Claves regulatorias que afectan al sector
El conjunto de cambios normativos (levantamiento de límites, modificación de percepciones fiscales, nuevas exigencias de declaración jurada sobre operaciones de títulos contra moneda extranjera) exige a los actores del sector turístico una actualización constante sobre las condiciones de acceso y repatriación de fondos.
Es relevante, adicionalmente, la derogación del Programa de Incremento Exportador (dólar blend) y las flexibilizaciones para la liquidación de cobros de exportaciones de servicios turísticos, que pueden sumar incentivos para el ingreso de divisas vía turismo receptivo, aunque el informe no detalla cifras específicas sobre el volumen de estos ingresos para abril.
Perspectiva: ¿Oportunidad, riesgo o reconfiguración?

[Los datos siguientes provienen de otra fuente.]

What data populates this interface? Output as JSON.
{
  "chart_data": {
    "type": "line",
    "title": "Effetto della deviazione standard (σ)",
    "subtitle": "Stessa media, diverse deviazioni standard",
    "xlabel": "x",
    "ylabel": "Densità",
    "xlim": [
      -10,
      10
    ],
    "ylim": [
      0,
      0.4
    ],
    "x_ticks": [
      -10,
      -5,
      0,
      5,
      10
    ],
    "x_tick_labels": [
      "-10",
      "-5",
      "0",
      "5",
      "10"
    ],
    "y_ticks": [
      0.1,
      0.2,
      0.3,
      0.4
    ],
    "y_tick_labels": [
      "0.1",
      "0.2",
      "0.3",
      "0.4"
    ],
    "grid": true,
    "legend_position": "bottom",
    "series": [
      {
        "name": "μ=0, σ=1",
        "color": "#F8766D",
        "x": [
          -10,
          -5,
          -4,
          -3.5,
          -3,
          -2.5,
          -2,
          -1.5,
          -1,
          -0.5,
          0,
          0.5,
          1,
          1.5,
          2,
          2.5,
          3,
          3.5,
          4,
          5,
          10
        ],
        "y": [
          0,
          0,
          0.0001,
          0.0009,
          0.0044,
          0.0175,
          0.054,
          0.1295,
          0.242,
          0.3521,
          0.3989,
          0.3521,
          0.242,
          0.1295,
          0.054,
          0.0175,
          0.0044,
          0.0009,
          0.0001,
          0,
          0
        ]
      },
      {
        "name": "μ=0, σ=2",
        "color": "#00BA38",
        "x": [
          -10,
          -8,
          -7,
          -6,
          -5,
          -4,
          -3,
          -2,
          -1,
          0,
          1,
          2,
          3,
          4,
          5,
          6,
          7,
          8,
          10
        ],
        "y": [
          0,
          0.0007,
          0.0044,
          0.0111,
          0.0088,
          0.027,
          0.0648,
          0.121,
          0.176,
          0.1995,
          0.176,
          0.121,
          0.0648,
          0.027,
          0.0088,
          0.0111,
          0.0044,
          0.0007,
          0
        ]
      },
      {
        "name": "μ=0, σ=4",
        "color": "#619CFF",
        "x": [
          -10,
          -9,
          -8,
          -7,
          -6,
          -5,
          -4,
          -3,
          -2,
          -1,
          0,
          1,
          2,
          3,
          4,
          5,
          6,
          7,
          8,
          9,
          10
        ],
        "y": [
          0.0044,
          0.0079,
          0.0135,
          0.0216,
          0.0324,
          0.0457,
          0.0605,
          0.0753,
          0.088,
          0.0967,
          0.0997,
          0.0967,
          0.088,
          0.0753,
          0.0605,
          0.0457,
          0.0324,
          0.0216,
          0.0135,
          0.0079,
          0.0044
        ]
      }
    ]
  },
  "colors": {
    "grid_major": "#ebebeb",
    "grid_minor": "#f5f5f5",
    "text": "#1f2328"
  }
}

La dinámica de abril evidencia una mayor demanda de dólares por parte de hogares y turistas, en paralelo a una relativa estabilidad cambiaria. Para los prestadores turísticos, agencias y operadores emisores y receptivos, el escenario configura una doble oportunidad y desafío: por un lado, hay una base más amplia de consumidores con acceso a divisas para viajar, lo que puede traducirse en mayor movimiento y consumo externo. Por otro, la intensificación de esa demanda obliga a revisar las estrategias para la obtención de divisas, previsión de pagos y estructuración de paquetes internacionales, además de controlar posibles cambios normativos que pueden impactar tanto en la rentabilidad como en los plazos de operación.
La continuidad de la tendencia dependerá de la evolución económica y de si se mantienen las actuales condiciones normativas. Sería recomendable complementar este análisis con datos actualizados sobre turismo receptivo, gasto de viajeros y flujos de liquidaciones de cuentas en el exterior.
Claves para el sector
- Las compras netas de billetes por hogares superaron los USD 2.200 millones en abril, impulsadas por flexibilización regulatoria.
- Un 70% de los pagos de viajes y consumos en el exterior se cubren con fondos en moneda extranjera previamente adquiridos por clientes.
- El sector debe monitorear la evolución del régimen cambiario para anticipar eventuales restricciones o nuevas obligaciones.
- El aumento de la demanda minorista de dólares agrega competencia por la divisa y puede tensionar la disponibilidad para pagos de proveedores y operadores internacionales.
- Es clave mantener canales ágiles para la liquidación de pagos en el exterior y anticipar movimientos del mercado cambiario.